At the age of 18, Couture hitchhiked to San Francisco where she met a woman who sold handmade puka shell necklaces on the street. After disclosing her fondness for drawing, the woman suggested that she get her street artist license and sell her work on the streets of San Francisco. And that’s what she did.
“When you’re on the street like that, you only have a person’s attention for maybe 45 minutes, max,” she said. “It forces you to be able to get it down quickly.” Couture did this every day, employing a technique of zero guarantee – if you didn’t like it, you didn’t have to purchase it. It was how she built up her skills, but it was also how she made a living.
“If I didn’t have that life experience I don’t think that I would have the understanding that I do,” she said, recalling that time. It was then that her philosophy of painting from life was truly born.

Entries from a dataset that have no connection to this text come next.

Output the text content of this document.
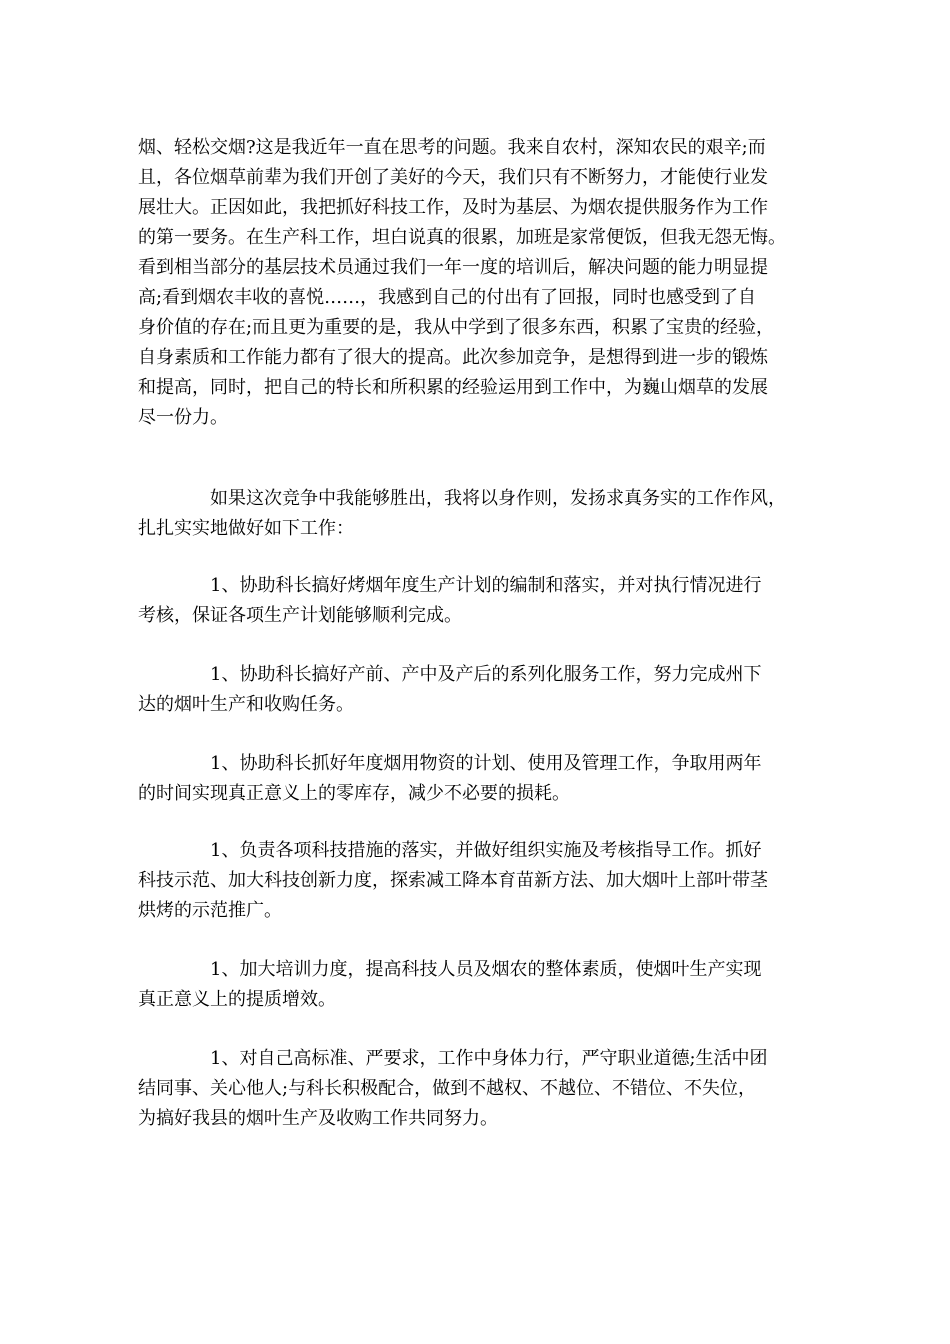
烟、轻松交烟?这是我近年一直在思考的问题。我来自农村，深知农民的艰辛;而
且，各位烟草前辈为我们开创了美好的今天，我们只有不断努力，才能使行业发
展壮大。正因如此，我把抓好科技工作，及时为基层、为烟农提供服务作为工作
的第一要务。在生产科工作，坦白说真的很累，加班是家常便饭，但我无怨无悔。
看到相当部分的基层技术员通过我们一年一度的培训后，解决问题的能力明显提
高;看到烟农丰收的喜悦……，我感到自己的付出有了回报，同时也感受到了自
身价值的存在;而且更为重要的是，我从中学到了很多东西，积累了宝贵的经验，
自身素质和工作能力都有了很大的提高。此次参加竞争，是想得到进一步的锻炼
和提高，同时，把自己的特长和所积累的经验运用到工作中，为巍山烟草的发展
尽一份力。

如果这次竞争中我能够胜出，我将以身作则，发扬求真务实的工作作风，
扎扎实实地做好如下工作：

1、协助科长搞好烤烟年度生产计划的编制和落实，并对执行情况进行
考核，保证各项生产计划能够顺利完成。

1、协助科长搞好产前、产中及产后的系列化服务工作，努力完成州下
达的烟叶生产和收购任务。

1、协助科长抓好年度烟用物资的计划、使用及管理工作，争取用两年
的时间实现真正意义上的零库存，减少不必要的损耗。

1、负责各项科技措施的落实，并做好组织实施及考核指导工作。抓好
科技示范、加大科技创新力度，探索减工降本育苗新方法、加大烟叶上部叶带茎
烘烤的示范推广。

1、加大培训力度，提高科技人员及烟农的整体素质，使烟叶生产实现
真正意义上的提质增效。

1、对自己高标准、严要求，工作中身体力行，严守职业道德;生活中团
结同事、关心他人;与科长积极配合，做到不越权、不越位、不错位、不失位，
为搞好我县的烟叶生产及收购工作共同努力。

However, it was another 40 years or so before Couture came back to portraiture. After her days selling artwork on the streets of San Francisco, she became a hairdresser, which she continued to do until recently. “It was sort of like sculpting. Working with hair was my medium,” she said.
In 2010, Couture went back to college and received a degree in historic preservation. She credited the many opportunities her classes posed as the groundwork to taking up painting. But it was an instructor who told her she should be doing it. “He said, ‘You’re a hairdresser?’ And I said, ‘Yes,’ ” she recalled. “He said, ‘Well, I think you’ve missed your calling.’ And that was a wake-up call.”
After finishing her degree, Couture took a oil painting community education class at Clark College, in Vancouver, Washington. It was in that class that she fell in love with oil painting – now her favorite form of painting – and made the decision to pursue it with fervor. From that point forward, she took every free moment to practice. “I would try to take a workshop or I watched YouTube videos, and did whatever I could to continue,” she said.
As of 2017, it’s been four years that Couture has been painting in oil. Looking at her work in the MHCC Fireplace Gallery, one would think she had been painting for longer. One thing is for sure: Her work pulls the viewer in with a vivid range in story, style, and even subject, despite the majority of pieces being women, in various poses.
When asked what her goal is for her art moving forward, she replied, “My goal is to get it out there and to keep improving. To keep creating and coming up with new ideas.”
You can see Hilarie Couture’s work in the Fireplace Gallery through Jan. 30.
EDIT: Due to the weather in the month of January, 2017, and the school closures that happened because of it, the Fireplace Gallery has extended Couture’s showing until the end of February.